Further, image-sticking takes place as well in a case of CL-LCD having segment type electrodes. For instance, the image-sticking occurs when a display state wherein a display portion is PL and a background portion is FC is maintained for a long time, and then, such display is changed to another display.
In FIG. 5(a), all 7 segments are ON to display a character of “8”. A color display in combination of black in a background portion in FC and a selective reflection in a visible range in a segment portion in PL, is provided. In FIG. 5(b), when a character of “5” is newly displayed, upper right and lower left segment portions are lit weakly.
However, when a display is performed in combination of PL and FC in CL-LCD, a PL portion is generally light and the highest visibility is obtainable. Accordingly, in a case of the segment type display in FIG. 5, a possibility of causing erroneous recognition is relatively lower than the case of the dot matrix type in FIG. 4.
The image-sticking phenomenon remains slightly even after a voltage for providing HO has continuously been applied and a state that the entire display area is erased has been continued for several hours. Further, in some cases, a display state having the image-sticking phenomenon (hereinbelow, also referred to as image-sticking) cannot be completely erased even after an isotropic state which is caused by heating the liquid crystal has been continued for several hours.
Accordingly, it is an object of the present invention to provide CL-LCD capable of preventing the occurrence of image-sticking even though the liquid crystal is left for a long time while the state of the liquid crystal is constant.
Next, a second problem is the brightness in display of CL-LCD. CL-LCD provides brighter display than TN-LCD or STN-LCD since CL-LCD can be basically used without using a polarizing plate. However, without carrying out alignment control, it is difficult to obtain sufficient brightness that is supposed to be exhibited. From this viewpoint, CL-LCD basically provides insufficient brightness in the “display” to be provided for a user in some cases.
This is because the brightness in the display is directly affected by the dispersion in the direction of helical axes in the entire liquid crystal layer in CL-LCD. Generally speaking, wider dispersions make a viewing angle wider and the display darker. Conversely, narrower dispersions make the viewing angle smaller and the display brighter.

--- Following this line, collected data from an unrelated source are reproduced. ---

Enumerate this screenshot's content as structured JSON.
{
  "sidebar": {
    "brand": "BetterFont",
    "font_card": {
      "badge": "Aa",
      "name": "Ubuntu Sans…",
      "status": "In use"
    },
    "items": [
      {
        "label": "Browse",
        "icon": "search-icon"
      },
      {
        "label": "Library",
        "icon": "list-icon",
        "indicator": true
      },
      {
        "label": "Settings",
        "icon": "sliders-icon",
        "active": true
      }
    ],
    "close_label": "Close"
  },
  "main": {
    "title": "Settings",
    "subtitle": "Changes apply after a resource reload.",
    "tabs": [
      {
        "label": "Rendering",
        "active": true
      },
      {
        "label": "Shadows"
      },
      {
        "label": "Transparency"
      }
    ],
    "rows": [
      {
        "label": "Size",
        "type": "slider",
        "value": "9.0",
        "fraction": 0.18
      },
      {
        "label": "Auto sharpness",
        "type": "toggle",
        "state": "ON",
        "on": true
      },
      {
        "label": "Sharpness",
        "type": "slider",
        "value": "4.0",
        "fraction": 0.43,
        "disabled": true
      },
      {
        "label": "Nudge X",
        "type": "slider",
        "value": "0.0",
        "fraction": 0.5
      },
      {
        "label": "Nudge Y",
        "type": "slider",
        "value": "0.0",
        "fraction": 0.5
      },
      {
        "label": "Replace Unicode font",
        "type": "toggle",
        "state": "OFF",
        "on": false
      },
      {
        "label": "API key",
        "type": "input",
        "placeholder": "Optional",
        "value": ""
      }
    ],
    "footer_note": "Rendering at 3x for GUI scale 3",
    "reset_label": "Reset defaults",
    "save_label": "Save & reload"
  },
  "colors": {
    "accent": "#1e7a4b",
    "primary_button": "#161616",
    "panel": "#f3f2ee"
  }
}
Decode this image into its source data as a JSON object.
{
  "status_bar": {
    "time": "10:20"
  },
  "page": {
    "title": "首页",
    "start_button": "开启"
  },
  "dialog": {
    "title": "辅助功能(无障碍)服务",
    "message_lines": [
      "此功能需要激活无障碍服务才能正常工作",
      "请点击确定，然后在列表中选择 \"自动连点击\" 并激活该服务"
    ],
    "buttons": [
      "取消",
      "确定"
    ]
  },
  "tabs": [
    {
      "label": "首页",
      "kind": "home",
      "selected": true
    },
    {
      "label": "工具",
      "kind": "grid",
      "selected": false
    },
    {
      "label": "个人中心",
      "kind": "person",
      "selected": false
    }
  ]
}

In principle, there is a contradiction between the size in the viewing angle and the brightness in the display in CL-LCD.
It is another object of the present invention to ensure a certain view and a certain degree of viewing angle but also attain bright display simultaneously in addition to prevention against the “image-sticking” stated earlier.
The inventors have conducted further research and development on the structure in a cell of CL-LCD and have found that CL-LCD capable of obtaining remarkably bright display having a high contrast ratio can be provided by collecting light in an observing direction by a user with a certain degree of viewing angle ensured.
Further, the present invention is to provide a liquid crystal optical element having excellent function without changing largely the conventional manufacturing method, and a test method for the liquid crystal optical element.